How do you define a city? Is it its buildings, its people, its history? In the upcoming exhibition A Brief History of New York: Selections from A History of New York in 101 Objects, the New-York Historical Society attempts to make sense of the city’s past through its objects. So, what objects define us?
Due to the importance of the area’s beaver trade, it would make sense that New Amsterdam’s coat of arms would feature them. However, this draft for a coat of arms for New Amsterdam, presented to the Dutch West India Company, was not approved. Inscribed in ink below the coat of arms in mid 17th century script, in Dutch: “Nota dit waepe(n) was ee(n) concept doch niet goet gevonden” Translation: “Note: this coat of arms was a draft and was not approved.” We still have beavers in the city seal to this day, and they speak to the importance of trading pelts in building our early business economy. This is also one of the oldest drawings in our collection.
This surveyor’s monument stood at the corner of Fourth Avenue and East 26th Street, where it had been placed under direction of the Commissioners appointed by the New York Legislature in 1807 to lay out streets in Manhattan north of Houston Street. It was dug up in 1890 during excavations for the old Madison Square Garden. It’s carved with “26” on one face and “4” on the other, presumably marking the address.

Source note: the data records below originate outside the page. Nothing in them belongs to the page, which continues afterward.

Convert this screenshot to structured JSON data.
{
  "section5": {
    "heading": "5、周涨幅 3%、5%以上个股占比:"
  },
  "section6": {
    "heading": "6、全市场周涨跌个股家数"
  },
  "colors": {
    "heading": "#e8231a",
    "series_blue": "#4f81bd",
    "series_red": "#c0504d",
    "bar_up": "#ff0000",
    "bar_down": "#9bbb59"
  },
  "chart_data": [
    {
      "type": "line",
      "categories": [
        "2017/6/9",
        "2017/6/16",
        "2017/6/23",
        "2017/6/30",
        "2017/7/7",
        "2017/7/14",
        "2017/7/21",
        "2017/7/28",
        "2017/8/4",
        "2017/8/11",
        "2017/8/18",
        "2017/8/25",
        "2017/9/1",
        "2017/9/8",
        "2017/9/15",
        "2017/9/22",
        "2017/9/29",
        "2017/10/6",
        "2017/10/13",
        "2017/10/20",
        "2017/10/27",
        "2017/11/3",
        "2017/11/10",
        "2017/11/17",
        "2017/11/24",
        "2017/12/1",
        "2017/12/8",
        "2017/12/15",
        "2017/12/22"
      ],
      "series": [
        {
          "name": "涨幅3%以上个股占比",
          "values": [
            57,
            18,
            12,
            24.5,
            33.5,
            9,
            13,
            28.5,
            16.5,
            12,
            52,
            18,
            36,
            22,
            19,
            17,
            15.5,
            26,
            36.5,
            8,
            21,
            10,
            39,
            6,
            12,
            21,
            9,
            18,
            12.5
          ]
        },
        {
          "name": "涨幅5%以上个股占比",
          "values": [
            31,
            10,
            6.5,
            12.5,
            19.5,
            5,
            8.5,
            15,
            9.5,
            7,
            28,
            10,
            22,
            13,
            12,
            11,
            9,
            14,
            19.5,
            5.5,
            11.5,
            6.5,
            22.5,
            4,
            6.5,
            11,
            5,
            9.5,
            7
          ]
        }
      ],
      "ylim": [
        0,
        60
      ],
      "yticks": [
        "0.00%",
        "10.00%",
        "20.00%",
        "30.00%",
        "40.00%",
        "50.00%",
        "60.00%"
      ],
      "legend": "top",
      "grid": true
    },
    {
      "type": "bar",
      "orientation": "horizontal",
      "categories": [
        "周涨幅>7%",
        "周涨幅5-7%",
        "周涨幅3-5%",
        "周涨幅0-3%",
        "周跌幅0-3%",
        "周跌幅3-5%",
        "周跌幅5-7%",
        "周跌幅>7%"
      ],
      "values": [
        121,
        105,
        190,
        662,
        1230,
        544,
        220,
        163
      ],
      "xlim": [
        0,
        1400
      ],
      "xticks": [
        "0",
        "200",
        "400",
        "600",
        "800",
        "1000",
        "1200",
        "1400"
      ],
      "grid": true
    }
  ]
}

In March of 1987, ACT UP was formed in New York City by a group of people as a diverse, nonpartisan group of individuals united in anger and committed to direct action to end the AIDS Crisis. They meet with government and health officials; they support research and distribute the latest medical information as well as holding public protests and demonstrations. These stickers display their motto, an important reminder that many in New York’s history have had to fight for rights and recognition.
Much of lower Manhattan was covered with layers of dust generated by the terrorist attacks of September 11, 2001. Urban historian Andrew Davis observed a vehicle covered in a layer of dust four inches thick, and filled a small plastic bag with the thick, gray dust on September 12th. Shortly after the bag of contaminated dust, sprinkled with particles of paper and building materials, was given to the New-York Historical Society, conservators carefully transferred the contents to a glass specimen jar, so that it could safely be studied and preserved.